The double duty hasn't been easy for Schieffer, who commutes to New York during the week and returns home to Washington to host "Face the Nation" and to see his wife, Pat.

"Had this happened 10 years ago, I'd be fighting for this job," he says. "Doing it under these circumstances is perfect for me. I don't want to do it forever."

Full-Service Conservative

Some liberals have been dismissing Fox News commentator Sean Hannity as a Republican flack following word that he is attending fundraisers for GOP Sen. Rick Santorum of Pennsylvania.

"Sean Hannity, conservative, an on-air advocate for conservatives -- it's a shock that I support a conservative and want him to get elected?" Hannity asks. "What's the big deal? Rick is a great conservative. I believe he's a great senator."

But isn't there a difference between a commentator voicing support and actively working with a campaign? Hannity says he has helped raise money for other candidates and campaigned for President Bush in 2004. "I'm in the opinion business," he says. "I do none of this in secret."

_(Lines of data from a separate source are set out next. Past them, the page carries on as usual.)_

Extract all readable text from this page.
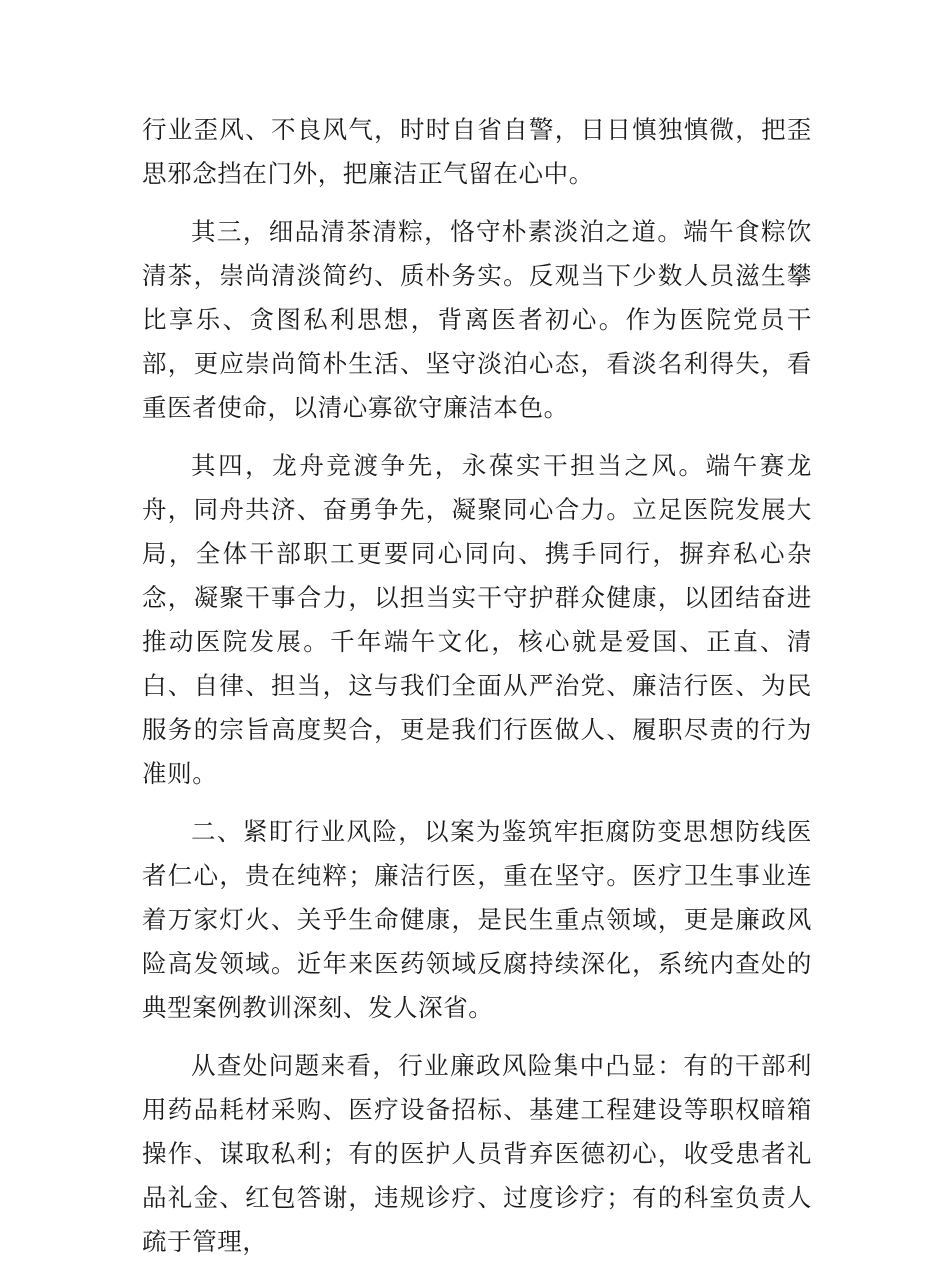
行业歪风、不良风气，时时自省自警，日日慎独慎微，把歪思邪念挡在门外，把廉洁正气留在心中。

其三，细品清茶清粽，恪守朴素淡泊之道。端午食粽饮清茶，崇尚清淡简约、质朴务实。反观当下少数人员滋生攀比享乐、贪图私利思想，背离医者初心。作为医院党员干部，更应崇尚简朴生活、坚守淡泊心态，看淡名利得失，看重医者使命，以清心寡欲守廉洁本色。

其四，龙舟竞渡争先，永葆实干担当之风。端午赛龙舟，同舟共济、奋勇争先，凝聚同心合力。立足医院发展大局，全体干部职工更要同心同向、携手同行，摒弃私心杂念，凝聚干事合力，以担当实干守护群众健康，以团结奋进推动医院发展。千年端午文化，核心就是爱国、正直、清白、自律、担当，这与我们全面从严治党、廉洁行医、为民服务的宗旨高度契合，更是我们行医做人、履职尽责的行为准则。

二、紧盯行业风险，以案为鉴筑牢拒腐防变思想防线医者仁心，贵在纯粹；廉洁行医，重在坚守。医疗卫生事业连着万家灯火、关乎生命健康，是民生重点领域，更是廉政风险高发领域。近年来医药领域反腐持续深化，系统内查处的典型案例教训深刻、发人深省。

从查处问题来看，行业廉政风险集中凸显：有的干部利用药品耗材采购、医疗设备招标、基建工程建设等职权暗箱操作、谋取私利；有的医护人员背弃医德初心，收受患者礼品礼金、红包答谢，违规诊疗、过度诊疗；有的科室负责人疏于管理，
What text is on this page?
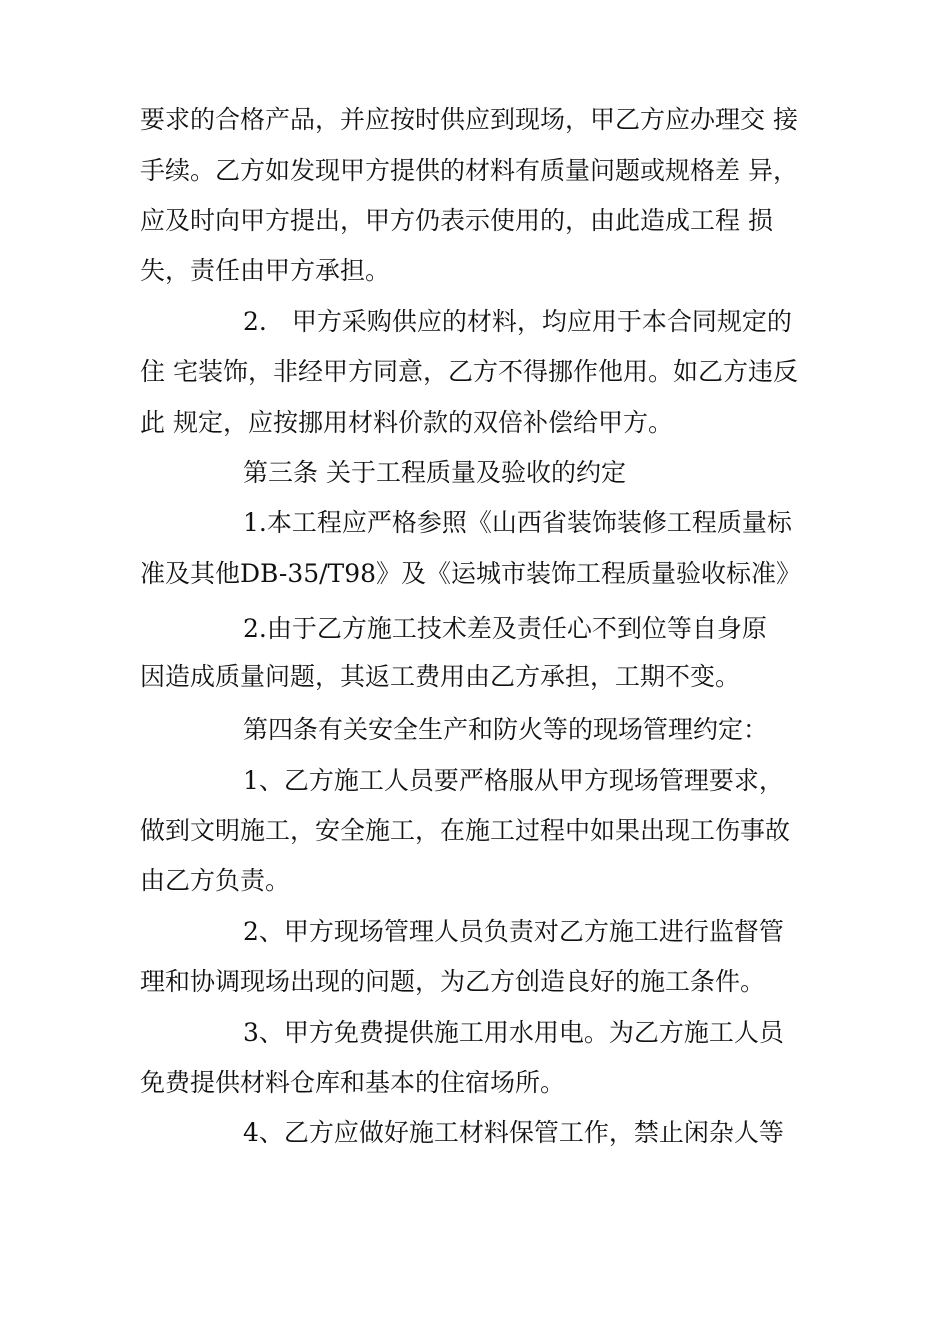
要求的合格产品，并应按时供应到现场，甲乙方应办理交 接
手续。乙方如发现甲方提供的材料有质量问题或规格差 异，
应及时向甲方提出，甲方仍表示使用的，由此造成工程 损
失，责任由甲方承担。
2.　甲方采购供应的材料，均应用于本合同规定的
住 宅装饰，非经甲方同意，乙方不得挪作他用。如乙方违反
此 规定，应按挪用材料价款的双倍补偿给甲方。
第三条 关于工程质量及验收的约定
1.本工程应严格参照《山西省装饰装修工程质量标
准及其他DB-35/T98》及《运城市装饰工程质量验收标准》
2.由于乙方施工技术差及责任心不到位等自身原
因造成质量问题，其返工费用由乙方承担，工期不变。
第四条有关安全生产和防火等的现场管理约定：
1、乙方施工人员要严格服从甲方现场管理要求，
做到文明施工，安全施工，在施工过程中如果出现工伤事故
由乙方负责。
2、甲方现场管理人员负责对乙方施工进行监督管
理和协调现场出现的问题，为乙方创造良好的施工条件。
3、甲方免费提供施工用水用电。为乙方施工人员
免费提供材料仓库和基本的住宿场所。
4、乙方应做好施工材料保管工作，禁止闲杂人等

Besides, Hannity says, he has also offered to campaign for moderate Democratic Sen. Joe Lieberman of Connecticut, and "a lot of Republicans are angry at my opposition" to White House policies on the Dubai ports deal, immigration and Medicare drug benefits.

Phony Voice

Nick Sylvester, senior associate editor of the Village Voice, has been suspended after admitting he fabricated a scene from last week's cover story. Sylvester says he regrets the lapse into fiction, which involved a barroom meeting with other writers testing their pickup techniques.

Family Ties

MSNBC's Tucker Carlson says he's always been critical of special prosecutor Patrick Fitzgerald and the CIA leak investigation that led to the indictment of former vice presidential aide Scooter Libby. And it is "outrageous," Carlson says, for blogger Arianna Huffington to suggest that his father had anything to do with it.

Former ambassador Richard Carlson, she noted on the Huffington Post, is on the advisory committee for Libby's legal defense fund.

"What an incredibly stupid thing to say," says the younger Carlson, adding that Libby was his father's personal lawyer for years. "I was red-in-the-face mad about it." Carlson says that he has met Libby only once and that his father's role "has nothing to do with anything. It's a ridiculous standard." On his show, "The Situation," Carlson said it was a "shame" that Huffington would not come on to debate him.

Huffington says Carlson "never addressed" what she called "a simple journalistic point," which is that he should have disclosed his father's role to viewers. She says Carlson unfairly portrayed her as ducking him -- and knew she had a scheduling conflict while traveling -- because she told him in an e-mail: "Rain check, please? Anytime, any place, any subject."

Pentagon Targets Blogs

A new U.S. Central Command team, according to a news release, "contacts bloggers to inform the writers about any given topic that may have been posted on their site. . . . The team engages bloggers who are posting inaccurate or untrue information, as well as bloggers who are posting incomplete information."

While that may sound ominous, the release says the unit works with more than 250 bloggers "to try to disseminate news about the good work being done by U.S. forces in the global war on terror." This, says Army Reserve Maj. Richard Norton, has a "viral effect" that drives Web users to CentCom's Web site. The team's motto: "Engage."